Be accountable. There are the sins of the clerics to contend with, but there is also the sin of clericalism that helped feed this crisis through silence and denial. Many bishops have persisted in their refusal to accept accountability for failure in supervision of priest personnel.
A handful of bishops have resigned, and in his letter to the church in Ireland Pope Benedict admitted the failures of the hierarchy in perpetuating the scandal. Members of the hierarchy may continue to find enemies in the media, and the media is not without fault, but for the most part the complicity of superiors in these crimes remains to be acknowledged. For genuine conversion in this matter, a searching examination of conscience over the sins of the institution will be needed.

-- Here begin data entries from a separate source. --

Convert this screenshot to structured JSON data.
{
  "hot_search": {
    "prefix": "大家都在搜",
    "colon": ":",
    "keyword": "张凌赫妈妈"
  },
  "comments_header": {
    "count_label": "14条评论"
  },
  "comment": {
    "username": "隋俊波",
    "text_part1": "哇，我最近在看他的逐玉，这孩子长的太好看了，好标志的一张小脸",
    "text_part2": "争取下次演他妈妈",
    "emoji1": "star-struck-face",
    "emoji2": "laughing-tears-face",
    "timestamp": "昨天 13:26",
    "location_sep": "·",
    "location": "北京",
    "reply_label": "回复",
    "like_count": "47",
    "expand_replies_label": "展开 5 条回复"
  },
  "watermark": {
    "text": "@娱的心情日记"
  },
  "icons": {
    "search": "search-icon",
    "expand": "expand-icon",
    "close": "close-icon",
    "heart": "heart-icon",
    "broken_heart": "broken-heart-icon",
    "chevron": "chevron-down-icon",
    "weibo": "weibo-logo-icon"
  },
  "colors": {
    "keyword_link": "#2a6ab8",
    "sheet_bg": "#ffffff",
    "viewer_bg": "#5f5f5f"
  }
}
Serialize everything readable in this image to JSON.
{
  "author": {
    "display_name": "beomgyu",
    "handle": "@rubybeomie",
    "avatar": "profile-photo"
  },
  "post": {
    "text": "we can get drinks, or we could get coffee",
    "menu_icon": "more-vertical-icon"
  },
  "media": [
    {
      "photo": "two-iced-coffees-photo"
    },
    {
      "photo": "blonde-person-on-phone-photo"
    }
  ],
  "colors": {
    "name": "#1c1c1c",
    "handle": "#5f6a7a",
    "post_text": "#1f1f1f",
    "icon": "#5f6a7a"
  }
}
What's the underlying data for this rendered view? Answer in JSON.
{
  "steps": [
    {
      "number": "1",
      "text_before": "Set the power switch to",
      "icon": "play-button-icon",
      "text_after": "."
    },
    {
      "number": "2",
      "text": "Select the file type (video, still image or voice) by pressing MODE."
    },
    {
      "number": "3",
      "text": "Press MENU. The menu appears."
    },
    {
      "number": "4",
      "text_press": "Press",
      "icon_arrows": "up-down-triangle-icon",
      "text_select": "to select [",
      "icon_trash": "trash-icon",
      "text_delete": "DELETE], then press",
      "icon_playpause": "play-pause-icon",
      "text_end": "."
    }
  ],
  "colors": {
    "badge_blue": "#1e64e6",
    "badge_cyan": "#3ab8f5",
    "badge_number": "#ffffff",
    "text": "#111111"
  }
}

Empower the laity. Lay participation in church governance is a conciliar value more honored in the breach than in the practice. That is no longer acceptable. The faithful must insist that parish and diocesan pastoral councils be activated and that they be given greater authority in canon law. Positions of real responsibility also need to be assigned to lay people and women religious for decision-making roles in church government. Humility should be a virtue for all to embrace just now, but especially for church leaders in seeking the guidance of the faithful. Whether what emerges in the future is a more humble but institutionally stronger church or a community in decline may be decided by the actions the church takes in the coming weeks and months to renew the spirit and structures of its own governance. For there is a conversion for institutions as well as for individuals, and it is often even harder to embrace.